Par Oussouf DIAGOLA
Antananarivo se réveille souvent dans une lumière douce qui glisse sur les collines de la capitale. Mais ces derniers jours, quelque chose de différent flotte dans l’air. Sur les terrasses de café, dans les taxis-be (appellation populaire des transports en commun) les écrans des téléphones où défilent les discussions politiques, un même mot revient: changement.
Le 15 mars 2026, le président de la transition Michaël Randrianirina a nommé un nouveau Premier ministre: Mamitiana Rajaonarison. Une décision attendue dans un pays qui traverse une période charnière de son histoire politique.
Dans les rues d’Antananarivo, la nouvelle s’est propagée rapidement. «On espère surtout que cette fois les choses vont vraiment changer», confie un étudiant rencontré près de l’université d’Ankatso, smartphone à la main, où circulent déjà les premières analyses et commentaires.
Un technocrate à la réputation austère
Le visage de Rajaonarison n’est pas celui d’un tribun charismatique. Son parcours est celui d’un homme d’État formé dans les institutions, loin des flamboyances politiques.
Diplômé de l’École nationale d’administration, il appartient à cette génération de hauts fonctionnaires façonnés par la culture administrative et la rigueur de l’appareil d’État. Sa carrière s’est construite entre les couloirs de l’administration, les structures de sécurité et les institutions de contrôle financier.
Il a notamment travaillé au sein du Bureau indépendant anti-corruption (Bianco), avant de diriger le Service de renseignement financier (Samifin), organisme chargé de traquer le blanchiment d’argent et les circuits financiers illicites.

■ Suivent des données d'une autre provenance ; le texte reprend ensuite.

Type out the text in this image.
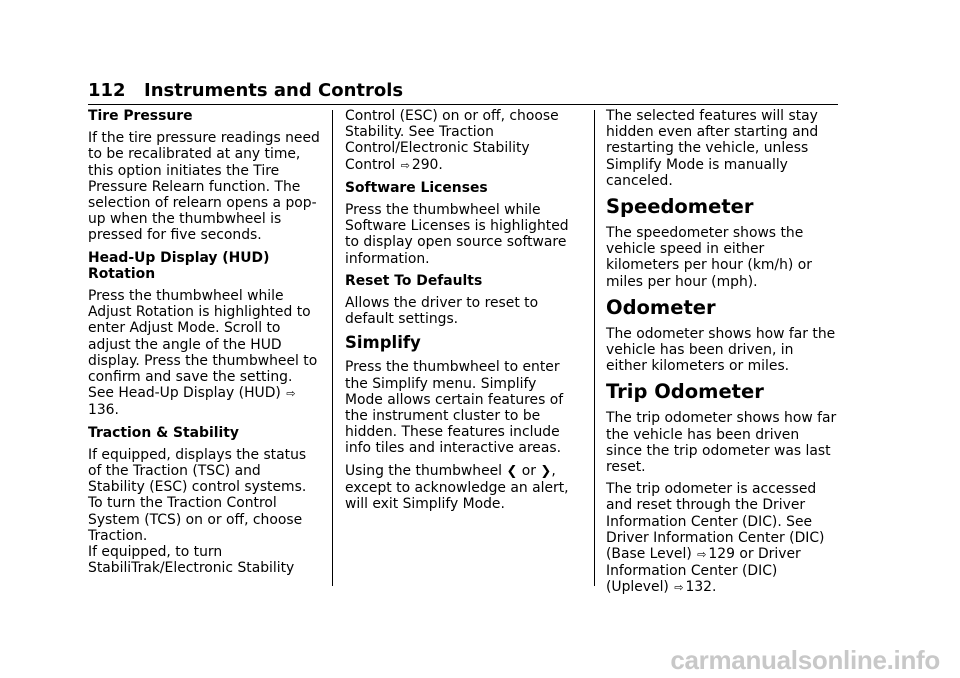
112 Instruments and Controls
Tire Pressure

If the tire pressure readings need to be recalibrated at any time, this option initiates the Tire Pressure Relearn function. The selection of relearn opens a pop-up when the thumbwheel is pressed for five seconds.

Head-Up Display (HUD) Rotation

Press the thumbwheel while Adjust Rotation is highlighted to enter Adjust Mode. Scroll to adjust the angle of the HUD display. Press the thumbwheel to confirm and save the setting. See Head-Up Display (HUD) ⇨136.

Traction & Stability

If equipped, displays the status of the Traction (TSC) and Stability (ESC) control systems. To turn the Traction Control System (TCS) on or off, choose Traction.

If equipped, to turn StabiliTrak/Electronic Stability

Control (ESC) on or off, choose Stability. See Traction Control/Electronic Stability Control ⇨ 290.

Software Licenses

Press the thumbwheel while Software Licenses is highlighted to display open source software information.

Reset To Defaults

Allows the driver to reset to default settings.

Simplify

Press the thumbwheel to enter the Simplify menu. Simplify Mode allows certain features of the instrument cluster to be hidden. These features include info tiles and interactive areas.

Using the thumbwheel ❮ or ❯, except to acknowledge an alert, will exit Simplify Mode.

The selected features will stay hidden even after starting and restarting the vehicle, unless Simplify Mode is manually canceled.

Speedometer

The speedometer shows the vehicle speed in either kilometers per hour (km/h) or miles per hour (mph).

Odometer

The odometer shows how far the vehicle has been driven, in either kilometers or miles.

Trip Odometer

The trip odometer shows how far the vehicle has been driven since the trip odometer was last reset.

The trip odometer is accessed and reset through the Driver Information Center (DIC). See Driver Information Center (DIC) (Base Level) ⇨ 129 or Driver Information Center (DIC) (Uplevel) ⇨ 132.

carmanualsonline.info
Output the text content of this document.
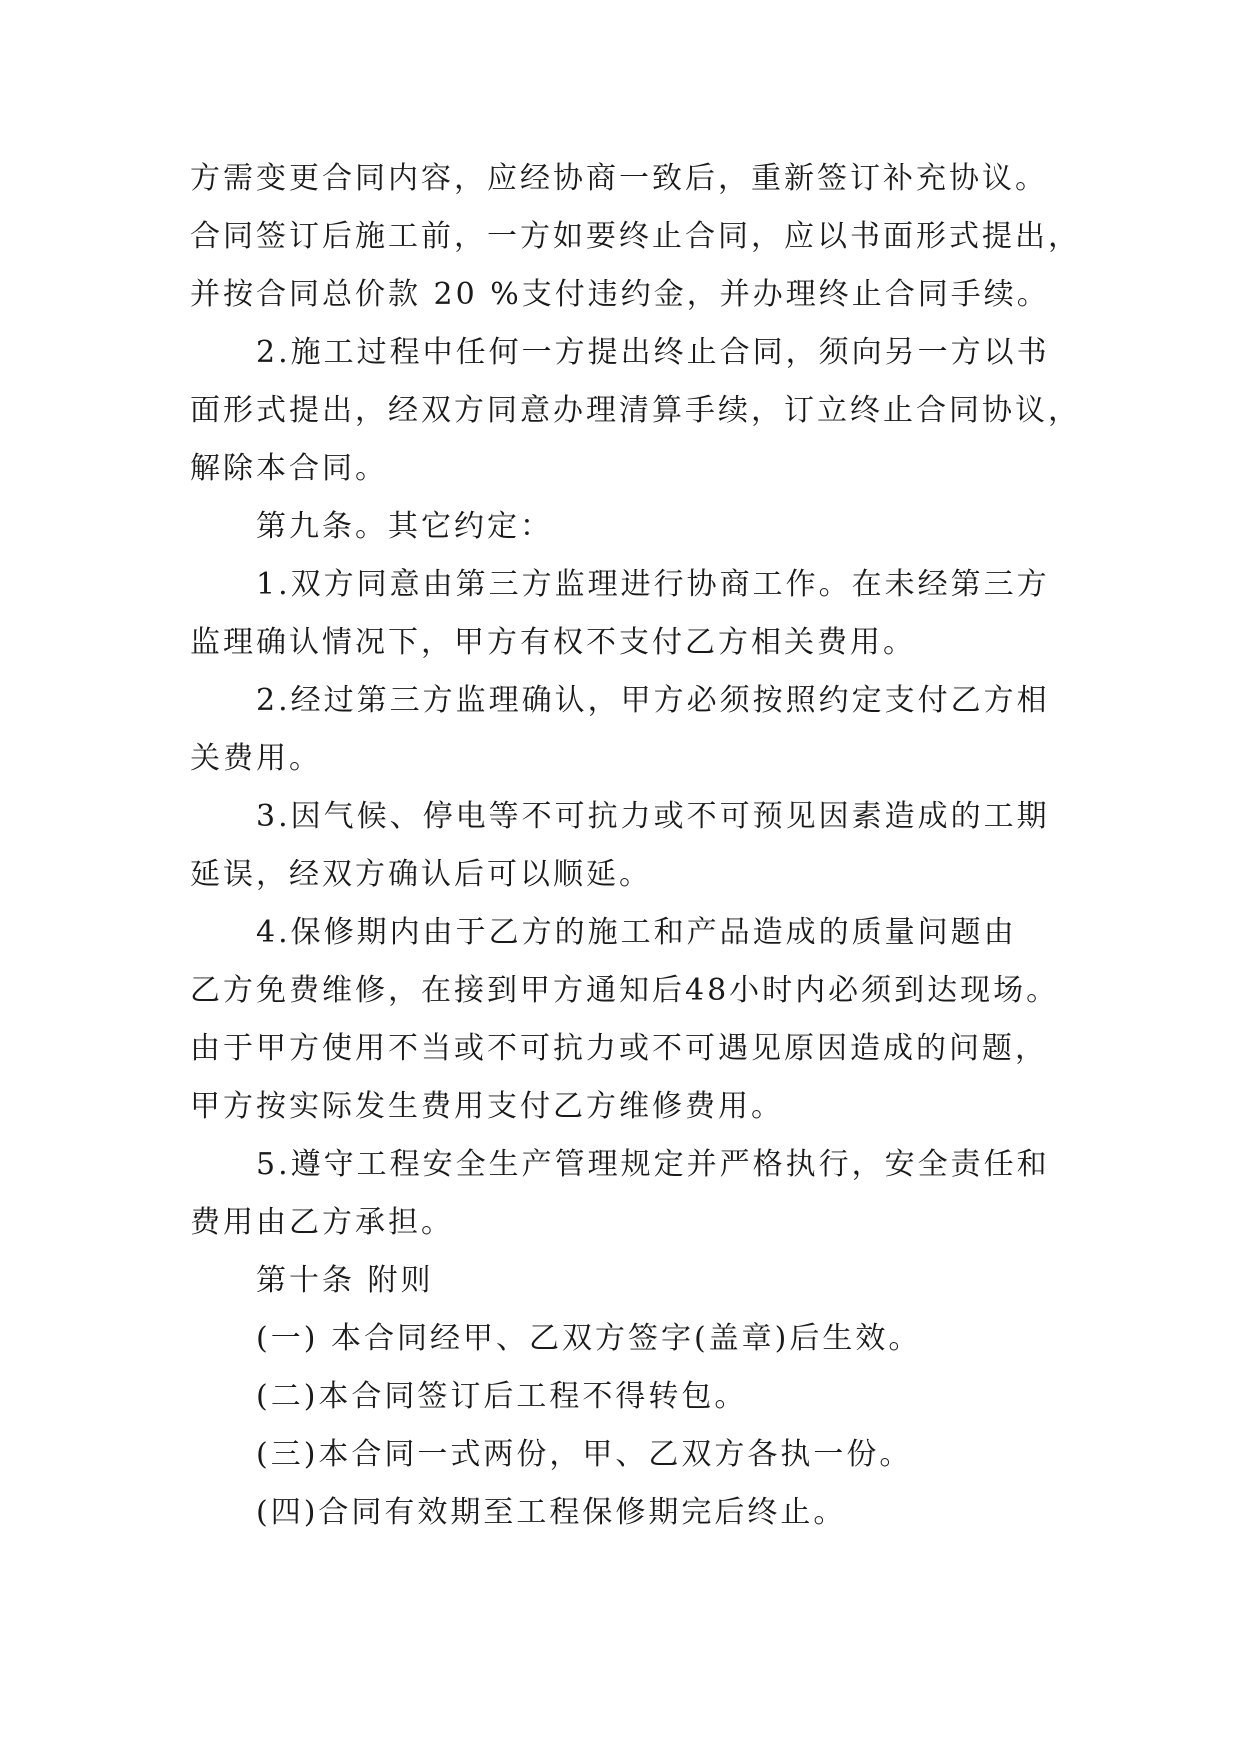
方需变更合同内容，应经协商一致后，重新签订补充协议。
合同签订后施工前，一方如要终止合同，应以书面形式提出，
并按合同总价款 20 %支付违约金，并办理终止合同手续。
2.施工过程中任何一方提出终止合同，须向另一方以书
面形式提出，经双方同意办理清算手续，订立终止合同协议，
解除本合同。
第九条。其它约定：
1.双方同意由第三方监理进行协商工作。在未经第三方
监理确认情况下，甲方有权不支付乙方相关费用。
2.经过第三方监理确认，甲方必须按照约定支付乙方相
关费用。
3.因气候、停电等不可抗力或不可预见因素造成的工期
延误，经双方确认后可以顺延。
4.保修期内由于乙方的施工和产品造成的质量问题由
乙方免费维修，在接到甲方通知后48小时内必须到达现场。
由于甲方使用不当或不可抗力或不可遇见原因造成的问题，
甲方按实际发生费用支付乙方维修费用。
5.遵守工程安全生产管理规定并严格执行，安全责任和
费用由乙方承担。
第十条 附则
(一) 本合同经甲、乙双方签字(盖章)后生效。
(二)本合同签订后工程不得转包。
(三)本合同一式两份，甲、乙双方各执一份。
(四)合同有效期至工程保修期完后终止。
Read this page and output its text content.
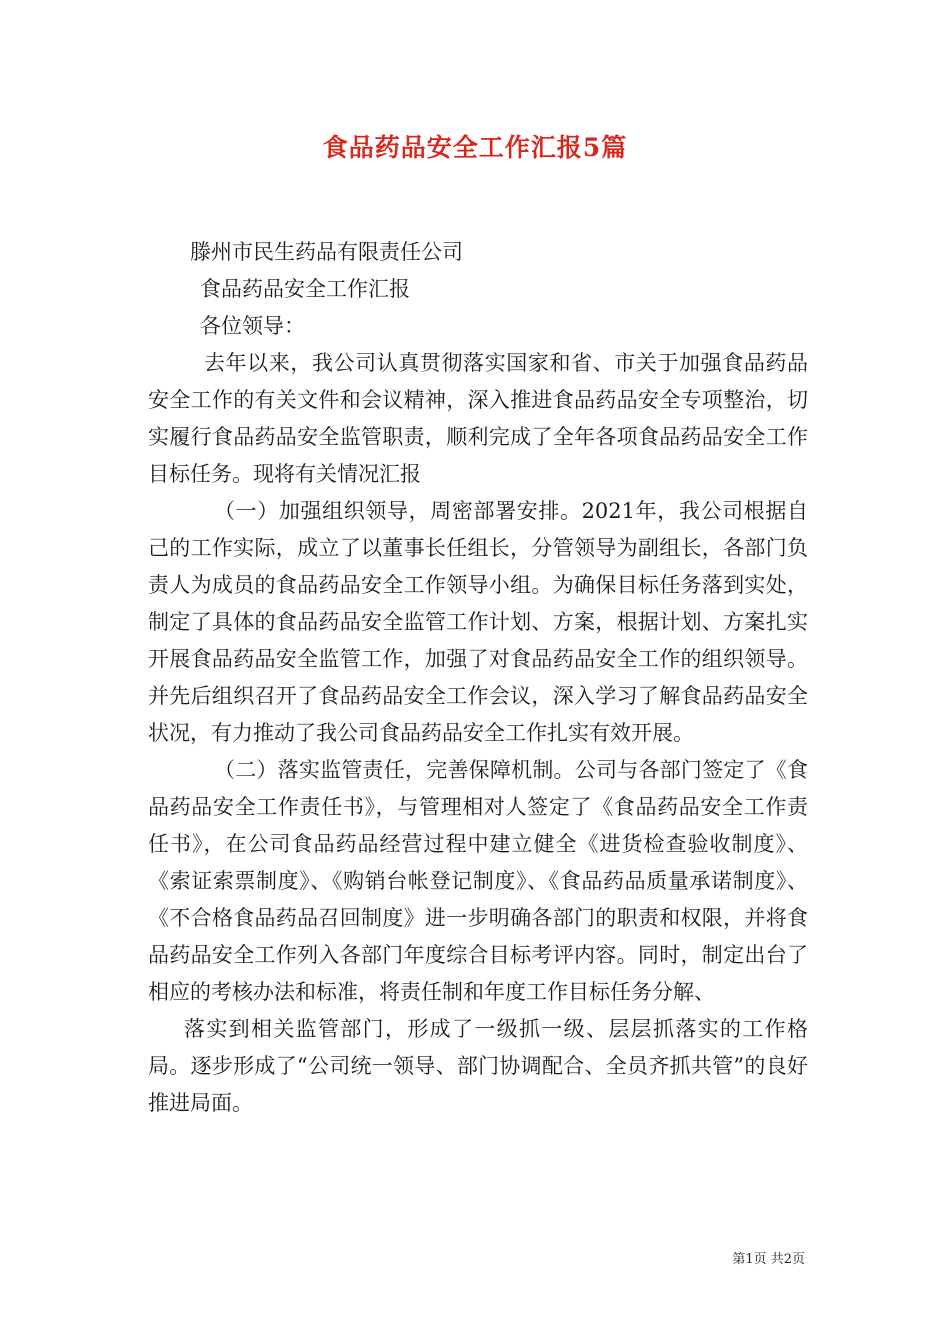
食品药品安全工作汇报5篇

滕州市民生药品有限责任公司

食品药品安全工作汇报

各位领导：

去年以来，我公司认真贯彻落实国家和省、市关于加强食品药品安全工作的有关文件和会议精神，深入推进食品药品安全专项整治，切实履行食品药品安全监管职责，顺利完成了全年各项食品药品安全工作目标任务。现将有关情况汇报

（一）加强组织领导，周密部署安排。2021年，我公司根据自己的工作实际，成立了以董事长任组长，分管领导为副组长，各部门负责人为成员的食品药品安全工作领导小组。为确保目标任务落到实处，制定了具体的食品药品安全监管工作计划、方案，根据计划、方案扎实开展食品药品安全监管工作，加强了对食品药品安全工作的组织领导。并先后组织召开了食品药品安全工作会议，深入学习了解食品药品安全状况，有力推动了我公司食品药品安全工作扎实有效开展。

（二）落实监管责任，完善保障机制。公司与各部门签定了《食品药品安全工作责任书》，与管理相对人签定了《食品药品安全工作责任书》，在公司食品药品经营过程中建立健全《进货检查验收制度》、《索证索票制度》、《购销台帐登记制度》、《食品药品质量承诺制度》、《不合格食品药品召回制度》进一步明确各部门的职责和权限，并将食品药品安全工作列入各部门年度综合目标考评内容。同时，制定出台了相应的考核办法和标准，将责任制和年度工作目标任务分解、

落实到相关监管部门，形成了一级抓一级、层层抓落实的工作格局。逐步形成了“公司统一领导、部门协调配合、全员齐抓共管”的良好推进局面。

第1页 共2页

Ce parcours technique, parfois discret, a forgé sa réputation. Dans les cercles politiques malgaches, certains le décrivent comme un homme réservé mais inflexible, peu enclin aux compromis lorsqu’il s’agit de questions d’intégrité.
Au palais d’État de Mahazoarivo, lors de la cérémonie de nomination, le président Randrianirina a insisté sur un mot : la droiture.
Dans un pays où la corruption est régulièrement dénoncée comme un frein au développement, cette qualité a été mise en avant comme la pierre angulaire de la nouvelle étape politique. « Notre pays a besoin de dirigeants intègres », a déclaré le chef de l’État devant les députés du courant majoritaire.
Pour beaucoup d’observateurs, la nomination de Rajaonarison traduit une volonté de donner un signal politique fort : celui d’une gouvernance plus transparente et d’une lutte renforcée contre les circuits financiers opaques.
La jeunesse en vigie
Dans les quartiers populaires de la capitale comme dans les universités, une génération suit de près ces évolutions politiques. Sur les réseaux sociaux, les discussions sont animées. La jeunesse malgache, souvent connectée et très attentive aux questions de gouvernance, observe avec prudence les promesses de réforme.
« On veut voir des résultats », résume une jeune entrepreneuse rencontrée dans le quartier d’Isoraka. « La transparence, la justice, des institutions qui fonctionnent vraiment. »
Cette attente dépasse la capitale. À travers le pays, la question de la bonne gouvernance est devenue centrale dans le débat public.
La tâche qui attend le nouveau Premier ministre est immense. Le gouvernement devra préparer un dialogue national, mener des réformes électorales et organiser les échéances politiques destinées à mettre fin à la période de transition.
Pour Rajaonarison, l’équation est délicate : maintenir la stabilité politique tout en répondant à une demande croissante de transformation institutionnelle.
Dans les rues d’Antananarivo, les conversations oscillent entre prudence et espérance. L’histoire politique malgache a souvent été faite de cycles de crises et de renouveau.
Mais pour certains habitants, l’arrivée de ce technocrate réputé rigoureux pourrait marquer le début d’un autre chapitre. Un chapitre où l’intégrité et la transparence ne seraient plus seulement des promesses, mais les fondations d’un État réconcilié avec ses citoyens.